En todo ello, hay un momento de salto y de
entrega. Habitualmente, tememos la extrañeza, nos disgusta porque nos pone en
riesgo, la miramos con desdén porque no la entendemos. De ahí la importancia de
elogiar este riesgo, como decía Anne Dufourmantelle, de atreverse a dejar pasar
al otro.
Ha escrito un recorrido muy esclarecedor sobre
el pensamiento de Rolnik, donde ella es considerada dentro de estos pensadores
y pensadoras que llamamos «vitalistas». Pero ¿qué es la vida para este conjunto
de pensadores, para este pensamiento de la diferencia, vitalista, de la
afirmación? Parece ser un grito, un bramido por la vida, ¿no?
La economía libidinal que nos impone el capitalismo es cruel e invivible, y
cada vez lo tenemos más claro: tras años y años sufriendo el imperativo de lo
máximo y la euforia, de cantar y aplaudir el deseo excitado y altísimo, nos
encontramos en un panorama general de depresión y de impotencia, de un deseo
agotado y anémico. La depresión es la contracara del estrés tanto como la
frustración lo es del éxito, y no hay una sin la otra —por eso Fisher hablaba de
«capitalismo bipolar»—.
Creo que hay que partir del cansancio, del
agotamiento de los cuerpos y la impotencia generalizada, y esto no solo a nivel
subjetivo: el planeta entero está exhausto, sus recursos se están agotando. La
fatiga de la materia está generalizada. Y ya lo decía Nietzsche: cuando no
puedas con tu carga, déjala caer. Ese dejar caer, toda la gramática del rechazo
y la renuncia, es la fuerza que nos queda: la fuerza para rendirse y decir no a
todo aquello que niega la vida. La vida es esa potencia-de-no, esa fuerza
que «pide paso» y desborda todas las formas que se le imponen. La vida, en este
sentido, es fuerza de transformación, una pasión por trascender las formas.
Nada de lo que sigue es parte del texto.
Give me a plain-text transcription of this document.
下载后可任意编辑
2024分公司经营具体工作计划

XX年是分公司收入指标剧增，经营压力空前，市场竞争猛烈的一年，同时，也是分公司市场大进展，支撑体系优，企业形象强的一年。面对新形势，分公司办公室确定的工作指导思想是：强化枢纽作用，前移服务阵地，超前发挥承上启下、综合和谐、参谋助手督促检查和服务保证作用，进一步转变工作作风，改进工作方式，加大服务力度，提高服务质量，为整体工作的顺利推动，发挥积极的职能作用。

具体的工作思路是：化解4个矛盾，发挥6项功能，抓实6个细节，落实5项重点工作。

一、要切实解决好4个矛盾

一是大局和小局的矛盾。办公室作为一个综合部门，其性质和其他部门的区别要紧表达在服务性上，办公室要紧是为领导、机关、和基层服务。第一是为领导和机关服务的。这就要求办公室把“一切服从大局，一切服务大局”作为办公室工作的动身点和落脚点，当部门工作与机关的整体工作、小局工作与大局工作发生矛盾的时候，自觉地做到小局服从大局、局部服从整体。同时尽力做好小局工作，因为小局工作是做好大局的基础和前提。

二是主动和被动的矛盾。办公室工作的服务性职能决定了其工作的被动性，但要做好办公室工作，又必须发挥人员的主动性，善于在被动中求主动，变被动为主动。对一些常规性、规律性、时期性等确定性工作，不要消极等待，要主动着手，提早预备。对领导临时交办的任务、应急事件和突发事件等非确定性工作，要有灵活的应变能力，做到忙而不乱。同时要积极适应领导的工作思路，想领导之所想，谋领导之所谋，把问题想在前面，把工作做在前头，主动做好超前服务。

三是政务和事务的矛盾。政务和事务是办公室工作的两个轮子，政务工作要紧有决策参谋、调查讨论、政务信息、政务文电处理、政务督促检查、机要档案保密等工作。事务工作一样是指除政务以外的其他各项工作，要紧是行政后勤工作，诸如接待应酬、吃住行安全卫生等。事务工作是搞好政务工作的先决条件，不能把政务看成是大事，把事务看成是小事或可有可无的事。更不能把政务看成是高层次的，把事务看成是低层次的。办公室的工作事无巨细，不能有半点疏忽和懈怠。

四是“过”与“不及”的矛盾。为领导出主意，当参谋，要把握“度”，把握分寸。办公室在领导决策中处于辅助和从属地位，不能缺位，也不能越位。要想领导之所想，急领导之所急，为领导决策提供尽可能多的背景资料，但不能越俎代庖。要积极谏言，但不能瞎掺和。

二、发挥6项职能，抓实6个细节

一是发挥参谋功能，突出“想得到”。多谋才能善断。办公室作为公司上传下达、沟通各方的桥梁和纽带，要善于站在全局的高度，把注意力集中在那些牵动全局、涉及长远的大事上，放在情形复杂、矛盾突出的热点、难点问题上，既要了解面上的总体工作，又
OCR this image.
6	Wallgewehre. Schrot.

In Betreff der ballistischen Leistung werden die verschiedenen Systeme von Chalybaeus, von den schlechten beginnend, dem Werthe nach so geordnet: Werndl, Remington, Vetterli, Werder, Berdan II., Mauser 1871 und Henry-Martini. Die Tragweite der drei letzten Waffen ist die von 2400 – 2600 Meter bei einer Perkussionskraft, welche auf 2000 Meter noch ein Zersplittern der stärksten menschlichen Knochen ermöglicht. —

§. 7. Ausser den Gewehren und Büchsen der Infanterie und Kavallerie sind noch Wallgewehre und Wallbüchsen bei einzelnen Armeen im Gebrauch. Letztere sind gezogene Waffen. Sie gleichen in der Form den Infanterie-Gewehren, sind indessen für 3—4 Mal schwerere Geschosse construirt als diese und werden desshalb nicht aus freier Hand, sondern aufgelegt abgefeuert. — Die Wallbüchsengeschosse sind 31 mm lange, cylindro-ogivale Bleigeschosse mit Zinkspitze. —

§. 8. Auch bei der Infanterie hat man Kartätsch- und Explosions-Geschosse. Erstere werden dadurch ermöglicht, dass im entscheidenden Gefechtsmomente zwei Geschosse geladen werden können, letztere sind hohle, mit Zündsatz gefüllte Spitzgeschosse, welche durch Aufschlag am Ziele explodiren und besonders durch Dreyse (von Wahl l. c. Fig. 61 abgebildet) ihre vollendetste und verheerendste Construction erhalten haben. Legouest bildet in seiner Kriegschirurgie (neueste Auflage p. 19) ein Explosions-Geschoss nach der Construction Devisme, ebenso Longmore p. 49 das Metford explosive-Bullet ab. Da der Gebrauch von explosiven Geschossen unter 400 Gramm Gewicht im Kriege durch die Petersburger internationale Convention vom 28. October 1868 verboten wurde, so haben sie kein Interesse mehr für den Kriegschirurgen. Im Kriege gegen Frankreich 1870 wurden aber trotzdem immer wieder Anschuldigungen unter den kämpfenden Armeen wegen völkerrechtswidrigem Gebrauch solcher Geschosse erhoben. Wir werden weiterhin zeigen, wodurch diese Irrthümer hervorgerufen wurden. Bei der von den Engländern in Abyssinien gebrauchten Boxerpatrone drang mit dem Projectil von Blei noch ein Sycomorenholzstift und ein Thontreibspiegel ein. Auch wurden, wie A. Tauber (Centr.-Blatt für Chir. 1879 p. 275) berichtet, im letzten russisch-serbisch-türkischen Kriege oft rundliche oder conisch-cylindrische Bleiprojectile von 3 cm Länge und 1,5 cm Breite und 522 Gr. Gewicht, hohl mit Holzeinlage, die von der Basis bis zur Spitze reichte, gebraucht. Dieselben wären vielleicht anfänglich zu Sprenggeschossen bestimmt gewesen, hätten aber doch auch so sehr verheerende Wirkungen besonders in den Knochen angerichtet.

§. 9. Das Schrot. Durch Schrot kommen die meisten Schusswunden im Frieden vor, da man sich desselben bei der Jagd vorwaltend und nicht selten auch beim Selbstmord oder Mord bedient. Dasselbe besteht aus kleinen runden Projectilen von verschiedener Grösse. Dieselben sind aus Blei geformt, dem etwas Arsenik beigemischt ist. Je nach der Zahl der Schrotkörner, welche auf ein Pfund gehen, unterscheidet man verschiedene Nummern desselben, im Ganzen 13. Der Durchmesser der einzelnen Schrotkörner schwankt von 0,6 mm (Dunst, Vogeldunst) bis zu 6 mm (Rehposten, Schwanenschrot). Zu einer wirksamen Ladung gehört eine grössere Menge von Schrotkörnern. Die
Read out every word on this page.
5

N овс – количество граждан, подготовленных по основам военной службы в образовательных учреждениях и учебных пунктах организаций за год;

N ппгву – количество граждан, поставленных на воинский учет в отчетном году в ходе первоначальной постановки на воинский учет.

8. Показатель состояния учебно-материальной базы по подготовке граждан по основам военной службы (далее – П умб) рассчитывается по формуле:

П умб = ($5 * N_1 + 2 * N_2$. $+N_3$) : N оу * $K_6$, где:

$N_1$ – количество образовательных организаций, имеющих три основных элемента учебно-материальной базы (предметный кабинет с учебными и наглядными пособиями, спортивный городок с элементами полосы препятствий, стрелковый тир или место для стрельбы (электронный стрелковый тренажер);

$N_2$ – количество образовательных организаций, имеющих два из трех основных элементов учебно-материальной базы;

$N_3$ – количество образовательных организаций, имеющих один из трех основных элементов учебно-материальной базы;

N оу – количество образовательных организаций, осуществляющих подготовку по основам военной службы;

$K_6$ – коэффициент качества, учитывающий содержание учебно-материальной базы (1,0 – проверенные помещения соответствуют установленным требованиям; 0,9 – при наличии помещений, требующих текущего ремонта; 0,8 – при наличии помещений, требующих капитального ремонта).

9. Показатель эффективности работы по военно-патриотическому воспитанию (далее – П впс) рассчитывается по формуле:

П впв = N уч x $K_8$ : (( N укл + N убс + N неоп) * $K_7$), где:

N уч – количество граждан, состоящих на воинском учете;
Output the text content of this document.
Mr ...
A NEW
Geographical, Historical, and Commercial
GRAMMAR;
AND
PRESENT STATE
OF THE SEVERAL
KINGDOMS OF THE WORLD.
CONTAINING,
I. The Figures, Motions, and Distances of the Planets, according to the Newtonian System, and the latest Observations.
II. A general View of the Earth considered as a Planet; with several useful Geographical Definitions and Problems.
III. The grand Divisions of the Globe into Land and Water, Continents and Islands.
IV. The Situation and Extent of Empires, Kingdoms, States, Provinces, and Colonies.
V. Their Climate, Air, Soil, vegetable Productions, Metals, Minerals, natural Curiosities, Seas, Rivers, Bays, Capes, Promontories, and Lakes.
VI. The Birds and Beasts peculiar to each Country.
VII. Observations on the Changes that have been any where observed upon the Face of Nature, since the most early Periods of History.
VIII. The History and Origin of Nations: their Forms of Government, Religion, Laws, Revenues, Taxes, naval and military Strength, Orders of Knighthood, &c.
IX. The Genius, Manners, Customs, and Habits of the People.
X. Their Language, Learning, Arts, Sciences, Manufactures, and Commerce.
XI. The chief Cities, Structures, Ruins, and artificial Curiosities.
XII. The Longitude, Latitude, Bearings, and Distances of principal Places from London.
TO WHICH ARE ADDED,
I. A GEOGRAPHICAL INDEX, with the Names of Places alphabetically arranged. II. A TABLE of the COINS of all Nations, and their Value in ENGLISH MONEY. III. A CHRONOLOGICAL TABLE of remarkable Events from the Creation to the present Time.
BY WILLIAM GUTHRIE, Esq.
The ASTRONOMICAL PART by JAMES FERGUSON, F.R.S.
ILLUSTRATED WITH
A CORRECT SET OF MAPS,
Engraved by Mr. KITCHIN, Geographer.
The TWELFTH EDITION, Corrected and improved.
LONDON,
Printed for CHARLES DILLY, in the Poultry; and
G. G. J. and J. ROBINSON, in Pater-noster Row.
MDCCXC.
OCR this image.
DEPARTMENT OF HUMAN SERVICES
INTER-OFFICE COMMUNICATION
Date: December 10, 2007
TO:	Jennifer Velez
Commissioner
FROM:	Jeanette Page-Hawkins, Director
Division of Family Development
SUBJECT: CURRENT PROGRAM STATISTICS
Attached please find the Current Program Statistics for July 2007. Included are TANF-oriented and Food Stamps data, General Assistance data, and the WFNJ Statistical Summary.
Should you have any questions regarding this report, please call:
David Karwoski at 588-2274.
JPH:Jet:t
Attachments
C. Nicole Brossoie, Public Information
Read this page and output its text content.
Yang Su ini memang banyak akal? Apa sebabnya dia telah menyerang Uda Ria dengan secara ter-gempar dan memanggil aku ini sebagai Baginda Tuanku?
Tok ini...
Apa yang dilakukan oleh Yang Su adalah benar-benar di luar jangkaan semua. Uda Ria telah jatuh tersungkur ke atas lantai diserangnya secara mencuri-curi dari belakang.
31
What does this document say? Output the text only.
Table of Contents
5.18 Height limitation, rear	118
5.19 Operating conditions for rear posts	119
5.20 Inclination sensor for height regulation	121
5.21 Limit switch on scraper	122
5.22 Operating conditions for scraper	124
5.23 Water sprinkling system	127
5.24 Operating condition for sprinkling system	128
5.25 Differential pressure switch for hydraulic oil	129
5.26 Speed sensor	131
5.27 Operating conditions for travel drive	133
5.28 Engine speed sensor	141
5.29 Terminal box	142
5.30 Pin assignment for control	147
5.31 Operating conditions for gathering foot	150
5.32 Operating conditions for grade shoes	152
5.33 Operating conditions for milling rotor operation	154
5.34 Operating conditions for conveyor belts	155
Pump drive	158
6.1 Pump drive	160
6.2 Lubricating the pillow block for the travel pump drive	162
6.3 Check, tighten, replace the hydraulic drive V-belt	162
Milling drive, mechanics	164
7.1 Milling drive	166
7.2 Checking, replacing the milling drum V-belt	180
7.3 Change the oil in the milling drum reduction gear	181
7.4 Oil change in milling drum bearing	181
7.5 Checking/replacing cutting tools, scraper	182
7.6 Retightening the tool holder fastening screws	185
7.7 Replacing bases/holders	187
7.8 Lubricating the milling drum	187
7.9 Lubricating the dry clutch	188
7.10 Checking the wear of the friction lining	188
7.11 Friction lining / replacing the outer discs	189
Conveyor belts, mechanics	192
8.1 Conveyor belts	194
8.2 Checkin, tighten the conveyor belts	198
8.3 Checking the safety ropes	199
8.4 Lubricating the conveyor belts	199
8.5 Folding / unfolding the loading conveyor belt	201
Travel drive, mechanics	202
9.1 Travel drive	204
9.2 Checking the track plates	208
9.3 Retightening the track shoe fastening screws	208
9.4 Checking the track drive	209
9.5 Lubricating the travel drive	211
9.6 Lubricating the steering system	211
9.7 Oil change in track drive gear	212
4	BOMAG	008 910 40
En definitiva, y en la línea con lo que nos
comentabas anteriormente, ¿cómo podemos crear otras formas de vida en este
momento concreto? ¿Cómo crear praxis en la grieta? ¿Cómo devenir otros?
Creo que conocemos muchas estrategias concretas de crear otra forma de vida,
una no capitalista. El problema es que no hay recursos que las impulsen y,
aunque sean ya deseables y deseadas para muchos, siguen —seguimos— sin ser
suficientes: un modelo urbano que no se sostenga en el turismo y que proteja la
vivienda es un cambio efectivo y directo de nuestra forma de vida.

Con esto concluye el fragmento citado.